Vous admettez donc qu’on a besoin des forces étrangères pour sortir de cette situation ?
La preuve est que si ce n’était pas l’extérieur à partir de Konna, Bamako serait occupé. C’est nous qui avons écrit pour solliciter l’intervention de la France à partir de Konna. Cette intervention, en son temps, a été salutaire.
Votre parti, la Codem, a participé au Dialogue national inclusif. N’êtes-vous pas sceptique quant à la mise en œuvre de ses recommandations ?
Je n’ai pas le droit d’être sceptique. Le Dialogue national inclusif a fait des résolutions et des recommandations qui constituent, pour nous, une feuille de route. Si nous voulons faire sortir notre pays de l’abime, il est important de s’entendre sur certaines choses. Le dialogue a mis en priorité l’organisation des législatives et cela a été toujours notre combat à la Codem. Nous soutenons tout ce qui a été dit et nous nous battrons pour que les résolutions soient appliquées au moins à 80%.
Votre parti a enregistré, ces derniers temps, beaucoup de militants dont des élus. Quel est votre secret ?
Il n’y a pas de secret. La Codem est un parti très proche de la base et très ouvert. Nous nous réjouissons des adhésions massives de ces derniers temps, mais les élections nous permettront de savoir exactement ce que vaut le parti. Malgré les adhésions, c’est l’élection qui sera le baromètre. C’est pourquoi nous serons heureux d’aller à ces législatives pour voir l’apport de toutes ces adhésions sur le poids réel du parti au niveau national. Notre parti a été le premier à parler de deux choses qui sont à la mode aujourd’hui : le rajeunissement du leadership jeune au Mali et le tournant générationnel. Notre parti a été bâti avec ces deux slogans. La Codem apparait comme une alternative aux yeux des populations aujourd’hui.

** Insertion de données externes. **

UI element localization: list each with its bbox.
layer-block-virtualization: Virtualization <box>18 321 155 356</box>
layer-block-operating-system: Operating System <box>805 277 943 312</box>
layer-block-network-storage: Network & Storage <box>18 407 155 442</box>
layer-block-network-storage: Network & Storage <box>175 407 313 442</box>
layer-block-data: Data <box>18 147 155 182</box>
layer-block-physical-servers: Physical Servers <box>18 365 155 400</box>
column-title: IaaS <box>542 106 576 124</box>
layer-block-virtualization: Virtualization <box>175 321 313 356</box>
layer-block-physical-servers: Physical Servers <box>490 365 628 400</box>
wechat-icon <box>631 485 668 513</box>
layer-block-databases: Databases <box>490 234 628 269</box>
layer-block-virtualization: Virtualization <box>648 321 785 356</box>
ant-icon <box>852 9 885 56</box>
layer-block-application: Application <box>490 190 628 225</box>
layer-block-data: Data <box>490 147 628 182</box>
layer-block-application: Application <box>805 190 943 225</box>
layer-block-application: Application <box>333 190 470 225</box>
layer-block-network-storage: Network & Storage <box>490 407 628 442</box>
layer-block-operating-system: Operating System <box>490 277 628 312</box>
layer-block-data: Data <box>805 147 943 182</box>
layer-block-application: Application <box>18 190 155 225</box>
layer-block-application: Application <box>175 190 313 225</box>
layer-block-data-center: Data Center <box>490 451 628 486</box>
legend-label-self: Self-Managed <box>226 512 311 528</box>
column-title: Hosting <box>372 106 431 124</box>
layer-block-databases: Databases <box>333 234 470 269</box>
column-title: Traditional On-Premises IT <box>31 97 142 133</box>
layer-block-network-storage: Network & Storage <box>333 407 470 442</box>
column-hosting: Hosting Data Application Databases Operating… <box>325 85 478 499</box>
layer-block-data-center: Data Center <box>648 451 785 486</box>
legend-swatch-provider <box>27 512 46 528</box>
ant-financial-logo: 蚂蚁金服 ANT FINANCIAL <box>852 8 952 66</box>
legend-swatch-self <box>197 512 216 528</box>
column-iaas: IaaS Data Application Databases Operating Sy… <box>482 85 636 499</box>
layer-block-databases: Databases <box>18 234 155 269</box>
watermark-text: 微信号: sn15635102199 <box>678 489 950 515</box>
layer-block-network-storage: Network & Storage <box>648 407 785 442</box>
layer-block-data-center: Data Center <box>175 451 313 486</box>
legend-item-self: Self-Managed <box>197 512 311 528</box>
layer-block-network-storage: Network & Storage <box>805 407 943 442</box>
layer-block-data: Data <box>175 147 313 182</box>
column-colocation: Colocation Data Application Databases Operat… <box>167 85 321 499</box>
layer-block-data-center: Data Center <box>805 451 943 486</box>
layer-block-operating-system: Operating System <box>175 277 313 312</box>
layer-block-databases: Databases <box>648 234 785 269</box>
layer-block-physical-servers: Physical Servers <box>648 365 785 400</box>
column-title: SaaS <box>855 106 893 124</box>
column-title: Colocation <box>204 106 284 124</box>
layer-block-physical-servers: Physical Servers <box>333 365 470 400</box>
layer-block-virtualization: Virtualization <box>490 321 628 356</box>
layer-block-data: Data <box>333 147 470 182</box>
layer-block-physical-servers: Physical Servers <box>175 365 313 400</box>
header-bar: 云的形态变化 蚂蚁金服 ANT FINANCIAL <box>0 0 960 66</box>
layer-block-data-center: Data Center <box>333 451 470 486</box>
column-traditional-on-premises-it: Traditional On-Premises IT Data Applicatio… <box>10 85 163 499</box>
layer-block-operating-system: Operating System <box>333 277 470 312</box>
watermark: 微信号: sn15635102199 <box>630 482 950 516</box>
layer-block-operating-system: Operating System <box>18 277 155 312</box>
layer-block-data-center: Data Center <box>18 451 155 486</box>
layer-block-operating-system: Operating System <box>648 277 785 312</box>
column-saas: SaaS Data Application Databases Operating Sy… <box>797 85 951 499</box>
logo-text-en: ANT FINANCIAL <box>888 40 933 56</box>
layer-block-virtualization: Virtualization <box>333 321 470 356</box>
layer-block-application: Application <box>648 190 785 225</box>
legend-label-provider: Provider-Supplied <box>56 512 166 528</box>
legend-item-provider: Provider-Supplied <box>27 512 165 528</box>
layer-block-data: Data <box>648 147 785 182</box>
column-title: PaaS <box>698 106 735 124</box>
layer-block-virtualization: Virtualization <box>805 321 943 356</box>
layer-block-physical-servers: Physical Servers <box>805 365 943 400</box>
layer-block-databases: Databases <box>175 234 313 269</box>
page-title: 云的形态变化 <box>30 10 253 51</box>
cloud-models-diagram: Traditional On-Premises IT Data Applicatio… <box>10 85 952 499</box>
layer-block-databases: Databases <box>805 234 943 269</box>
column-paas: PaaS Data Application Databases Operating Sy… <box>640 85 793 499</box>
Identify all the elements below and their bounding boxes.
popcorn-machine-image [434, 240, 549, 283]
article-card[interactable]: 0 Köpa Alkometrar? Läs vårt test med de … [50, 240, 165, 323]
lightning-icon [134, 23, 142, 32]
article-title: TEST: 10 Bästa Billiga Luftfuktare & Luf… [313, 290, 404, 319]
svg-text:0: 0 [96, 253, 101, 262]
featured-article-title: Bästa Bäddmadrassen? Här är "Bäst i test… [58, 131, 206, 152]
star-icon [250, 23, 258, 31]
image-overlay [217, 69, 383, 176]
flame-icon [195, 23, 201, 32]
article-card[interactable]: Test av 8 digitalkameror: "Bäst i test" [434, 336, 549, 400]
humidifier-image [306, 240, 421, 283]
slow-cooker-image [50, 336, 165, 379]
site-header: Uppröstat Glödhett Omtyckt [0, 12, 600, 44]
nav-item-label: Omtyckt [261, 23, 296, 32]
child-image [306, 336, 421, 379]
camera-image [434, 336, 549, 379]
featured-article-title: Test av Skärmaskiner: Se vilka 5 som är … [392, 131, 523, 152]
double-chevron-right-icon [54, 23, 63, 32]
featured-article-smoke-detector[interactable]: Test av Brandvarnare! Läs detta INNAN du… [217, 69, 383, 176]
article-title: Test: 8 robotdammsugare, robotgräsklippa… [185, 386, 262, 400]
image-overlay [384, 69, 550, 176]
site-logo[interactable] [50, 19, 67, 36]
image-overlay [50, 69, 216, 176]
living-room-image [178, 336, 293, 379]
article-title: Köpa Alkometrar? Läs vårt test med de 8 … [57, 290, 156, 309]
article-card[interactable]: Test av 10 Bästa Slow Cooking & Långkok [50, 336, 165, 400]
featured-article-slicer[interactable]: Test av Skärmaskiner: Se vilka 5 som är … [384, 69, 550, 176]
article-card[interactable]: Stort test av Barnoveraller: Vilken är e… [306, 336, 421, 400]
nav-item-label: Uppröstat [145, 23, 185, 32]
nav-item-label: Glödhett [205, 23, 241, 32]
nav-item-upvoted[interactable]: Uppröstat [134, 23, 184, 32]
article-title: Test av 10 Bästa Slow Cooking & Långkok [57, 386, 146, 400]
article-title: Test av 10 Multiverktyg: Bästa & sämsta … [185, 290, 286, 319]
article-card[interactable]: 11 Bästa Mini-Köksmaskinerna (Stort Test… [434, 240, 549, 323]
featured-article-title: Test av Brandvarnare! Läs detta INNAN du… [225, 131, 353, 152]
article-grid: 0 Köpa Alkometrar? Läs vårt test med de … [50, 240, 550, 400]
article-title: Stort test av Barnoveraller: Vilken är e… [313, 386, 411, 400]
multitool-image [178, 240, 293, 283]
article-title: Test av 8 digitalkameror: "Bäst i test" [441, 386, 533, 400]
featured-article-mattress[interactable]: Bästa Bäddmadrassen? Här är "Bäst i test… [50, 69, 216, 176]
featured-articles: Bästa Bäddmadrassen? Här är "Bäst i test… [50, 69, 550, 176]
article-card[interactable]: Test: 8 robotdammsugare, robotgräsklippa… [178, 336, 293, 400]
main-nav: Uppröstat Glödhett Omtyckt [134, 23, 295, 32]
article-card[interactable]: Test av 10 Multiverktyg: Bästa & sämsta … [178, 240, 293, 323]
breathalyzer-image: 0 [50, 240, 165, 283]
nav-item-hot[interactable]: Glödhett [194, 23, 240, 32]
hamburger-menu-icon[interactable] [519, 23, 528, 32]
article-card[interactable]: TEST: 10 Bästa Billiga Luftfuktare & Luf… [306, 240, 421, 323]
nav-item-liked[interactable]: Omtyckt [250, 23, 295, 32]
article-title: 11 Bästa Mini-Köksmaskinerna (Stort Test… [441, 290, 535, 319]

Comment abordez-vous ces élections législatives qui pointent à l’horizon ?
Nous les abordons avec beaucoup de sérénité. Nous avons d’ailleurs déjà commencé à y travailler au niveau du parti. Je puis vous dire que la Codem est déjà prête à aller à ces législatives et sur toute l’étendue du territoire national.
Peut-on s’attendre à un groupe parlementaire Codem ?
C’est cela notre ambition. Nous pensons que nous pourrons avoir un groupe parlementaire. Notre ambition, c’est de faire en sorte que la Codem batte les records.
Est-ce qu’on peut s’attendre à voir Housseyni Amion Guindo à la tête d’un groupe parlementaire à l’Assemblée Nationale ?
Ce n’est pas évident. Housseïni Amion Guindo est un jeune retraité de l’Assemblée Nationale après avoir fait deux mandats. Il soutiendra d’autres candidats de son parti pour leur permettre aussi de vivre cette expérience parlementaire.